Tuesday 4 October 2011

Zen and the art of becoming cliched

I'm a sucker for Buddhist writings: I own more of Shambhala's books than they do. I trawl websites and blogs and I used to buy the two big magazines before the demise of Borders, the sole stockist in my city. If one immerses oneself in all this print for long enough, you begin to see patterns forming; patterns which quickly become cliches or buzzwords.  I'm guilty of it in my own amateurish scrawlings. Spoken words I believe are less susceptible to becoming stale. But writings start off somewhat stale, and only get worse with repetition and time. So for expediency's sake, I shall engage in a little cliche busting, albeit with the greatest respect for the writers who are bravely putting their stuff out there. Apologies for the lack of slanty thing over the "e" of cliche. I don't know how to do it in Blogger...

In no particular order:

1) Domestic Zen

Yes, yes, Zen isn't all about samadhi, koan and and satori. It's about real stuff like housework and washing your pants. I love that Zen has that practical edge and isn't all crazy metaphysical hooha. But I like the hooha. I like that Zen looks squarely at the Great Matter of Life and Death, and at our small ideas about self, time, and our place in the Universe and busts them right apart. And there's some magic in that. It's not all domestic drudgery hem hem sorry Dharma. 

2) "The present moment"

What can I say? The whole thing behind this teaching it seems is to get a person to see that it's serves no purpose catapulting their mind about like a time-travelling worry machine, that everything you neeed is right at hand. But this phrase gets chucked around so much, when I hear it I have visions of time all sliced up into little bits and marching past my eyes...there is no present moment! There are no "moments"! Time is not divided up into little moment-shaped pieces, okay?
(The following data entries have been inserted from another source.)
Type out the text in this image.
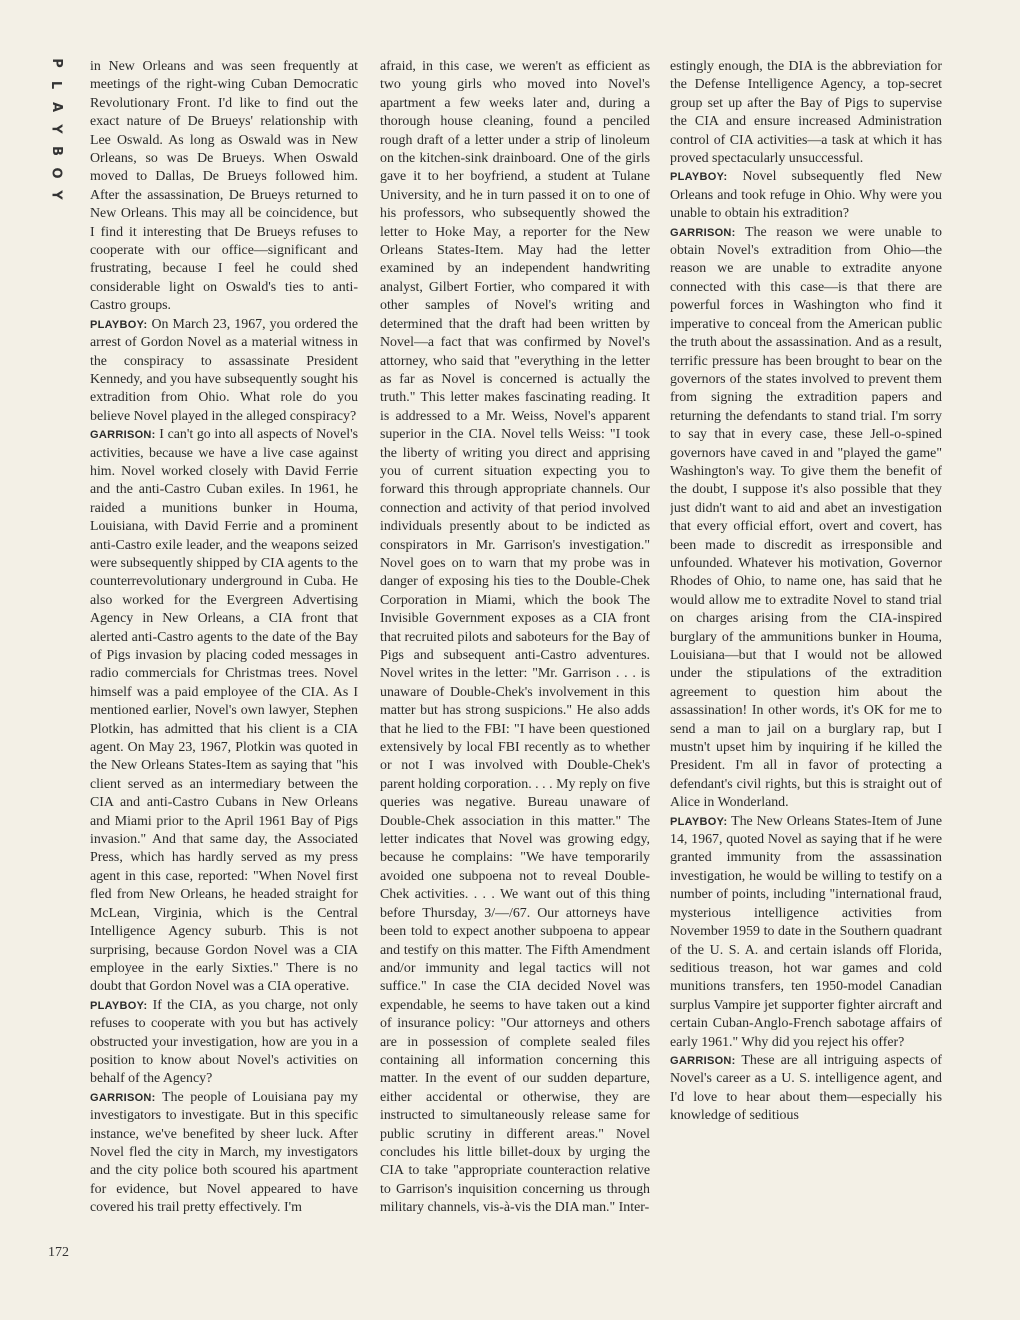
P
L
A
Y
B
O
Y
172

in New Orleans and was seen frequently at meetings of the right-wing Cuban Democratic Revolutionary Front. I'd like to find out the exact nature of De Brueys' relationship with Lee Oswald. As long as Oswald was in New Orleans, so was De Brueys. When Oswald moved to Dallas, De Brueys followed him. After the assassination, De Brueys returned to New Orleans. This may all be coincidence, but I find it interesting that De Brueys refuses to cooperate with our office—significant and frustrating, because I feel he could shed considerable light on Oswald's ties to anti-Castro groups.

PLAYBOY: On March 23, 1967, you ordered the arrest of Gordon Novel as a material witness in the conspiracy to assassinate President Kennedy, and you have subsequently sought his extradition from Ohio. What role do you believe Novel played in the alleged conspiracy?

GARRISON: I can't go into all aspects of Novel's activities, because we have a live case against him. Novel worked closely with David Ferrie and the anti-Castro Cuban exiles. In 1961, he raided a munitions bunker in Houma, Louisiana, with David Ferrie and a prominent anti-Castro exile leader, and the weapons seized were subsequently shipped by CIA agents to the counterrevolutionary underground in Cuba. He also worked for the Evergreen Advertising Agency in New Orleans, a CIA front that alerted anti-Castro agents to the date of the Bay of Pigs invasion by placing coded messages in radio commercials for Christmas trees. Novel himself was a paid employee of the CIA. As I mentioned earlier, Novel's own lawyer, Stephen Plotkin, has admitted that his client is a CIA agent. On May 23, 1967, Plotkin was quoted in the New Orleans States-Item as saying that "his client served as an intermediary between the CIA and anti-Castro Cubans in New Orleans and Miami prior to the April 1961 Bay of Pigs invasion." And that same day, the Associated Press, which has hardly served as my press agent in this case, reported: "When Novel first fled from New Orleans, he headed straight for McLean, Virginia, which is the Central Intelligence Agency suburb. This is not surprising, because Gordon Novel was a CIA employee in the early Sixties." There is no doubt that Gordon Novel was a CIA operative.

PLAYBOY: If the CIA, as you charge, not only refuses to cooperate with you but has actively obstructed your investigation, how are you in a position to know about Novel's activities on behalf of the Agency?

GARRISON: The people of Louisiana pay my investigators to investigate. But in this specific instance, we've benefited by sheer luck. After Novel fled the city in March, my investigators and the city police both scoured his apartment for evidence, but Novel appeared to have covered his trail pretty effectively. I'm

afraid, in this case, we weren't as efficient as two young girls who moved into Novel's apartment a few weeks later and, during a thorough house cleaning, found a penciled rough draft of a letter under a strip of linoleum on the kitchen-sink drainboard. One of the girls gave it to her boyfriend, a student at Tulane University, and he in turn passed it on to one of his professors, who subsequently showed the letter to Hoke May, a reporter for the New Orleans States-Item. May had the letter examined by an independent handwriting analyst, Gilbert Fortier, who compared it with other samples of Novel's writing and determined that the draft had been written by Novel—a fact that was confirmed by Novel's attorney, who said that "everything in the letter as far as Novel is concerned is actually the truth." This letter makes fascinating reading. It is addressed to a Mr. Weiss, Novel's apparent superior in the CIA. Novel tells Weiss: "I took the liberty of writing you direct and apprising you of current situation expecting you to forward this through appropriate channels. Our connection and activity of that period involved individuals presently about to be indicted as conspirators in Mr. Garrison's investigation." Novel goes on to warn that my probe was in danger of exposing his ties to the Double-Chek Corporation in Miami, which the book The Invisible Government exposes as a CIA front that recruited pilots and saboteurs for the Bay of Pigs and subsequent anti-Castro adventures. Novel writes in the letter: "Mr. Garrison . . . is unaware of Double-Chek's involvement in this matter but has strong suspicions." He also adds that he lied to the FBI: "I have been questioned extensively by local FBI recently as to whether or not I was involved with Double-Chek's parent holding corporation. . . . My reply on five queries was negative. Bureau unaware of Double-Chek association in this matter." The letter indicates that Novel was growing edgy, because he complains: "We have temporarily avoided one subpoena not to reveal Double-Chek activities. . . . We want out of this thing before Thursday, 3/—/67. Our attorneys have been told to expect another subpoena to appear and testify on this matter. The Fifth Amendment and/or immunity and legal tactics will not suffice." In case the CIA decided Novel was expendable, he seems to have taken out a kind of insurance policy: "Our attorneys and others are in possession of complete sealed files containing all information concerning this matter. In the event of our sudden departure, either accidental or otherwise, they are instructed to simultaneously release same for public scrutiny in different areas." Novel concludes his little billet-doux by urging the CIA to take "appropriate counteraction relative to Garrison's inquisition concerning us through military channels, vis-à-vis the DIA man." Inter-

estingly enough, the DIA is the abbreviation for the Defense Intelligence Agency, a top-secret group set up after the Bay of Pigs to supervise the CIA and ensure increased Administration control of CIA activities—a task at which it has proved spectacularly unsuccessful.

PLAYBOY: Novel subsequently fled New Orleans and took refuge in Ohio. Why were you unable to obtain his extradition?

GARRISON: The reason we were unable to obtain Novel's extradition from Ohio—the reason we are unable to extradite anyone connected with this case—is that there are powerful forces in Washington who find it imperative to conceal from the American public the truth about the assassination. And as a result, terrific pressure has been brought to bear on the governors of the states involved to prevent them from signing the extradition papers and returning the defendants to stand trial. I'm sorry to say that in every case, these Jell-o-spined governors have caved in and "played the game" Washington's way. To give them the benefit of the doubt, I suppose it's also possible that they just didn't want to aid and abet an investigation that every official effort, overt and covert, has been made to discredit as irresponsible and unfounded. Whatever his motivation, Governor Rhodes of Ohio, to name one, has said that he would allow me to extradite Novel to stand trial on charges arising from the CIA-inspired burglary of the ammunitions bunker in Houma, Louisiana—but that I would not be allowed under the stipulations of the extradition agreement to question him about the assassination! In other words, it's OK for me to send a man to jail on a burglary rap, but I mustn't upset him by inquiring if he killed the President. I'm all in favor of protecting a defendant's civil rights, but this is straight out of Alice in Wonderland.

PLAYBOY: The New Orleans States-Item of June 14, 1967, quoted Novel as saying that if he were granted immunity from the assassination investigation, he would be willing to testify on a number of points, including "international fraud, mysterious intelligence activities from November 1959 to date in the Southern quadrant of the U. S. A. and certain islands off Florida, seditious treason, hot war games and cold munitions transfers, ten 1950-model Canadian surplus Vampire jet supporter fighter aircraft and certain Cuban-Anglo-French sabotage affairs of early 1961." Why did you reject his offer?

GARRISON: These are all intriguing aspects of Novel's career as a U. S. intelligence agent, and I'd love to hear about them—especially his knowledge of seditious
3) The koan about rubbing the tile to make a mirror

Zazen has no point, you can't become Buddha by sitting, blah blah blah...Yeah yeah, but it was his rubbing the tile that made the other dude realise his Buddha nature wasn't it? This koan is in almost every book about Zen that I pick up. That's all really.

4) Babies and their bathwater

This one crops up whenever the state of Western Dharma is up for discussion. Archaeologists of the future may well conclude that Western Buddhists were cruel to children.

5) Zen and the art of...

Okay guilty as charged. "Zen and the art of motorcycle maintenance" was a great book, which no-one seems really to read. They just appropriate the title for their own devious ends...

I hope you've enjoyed my rant. And taken it with a large dosage of salt.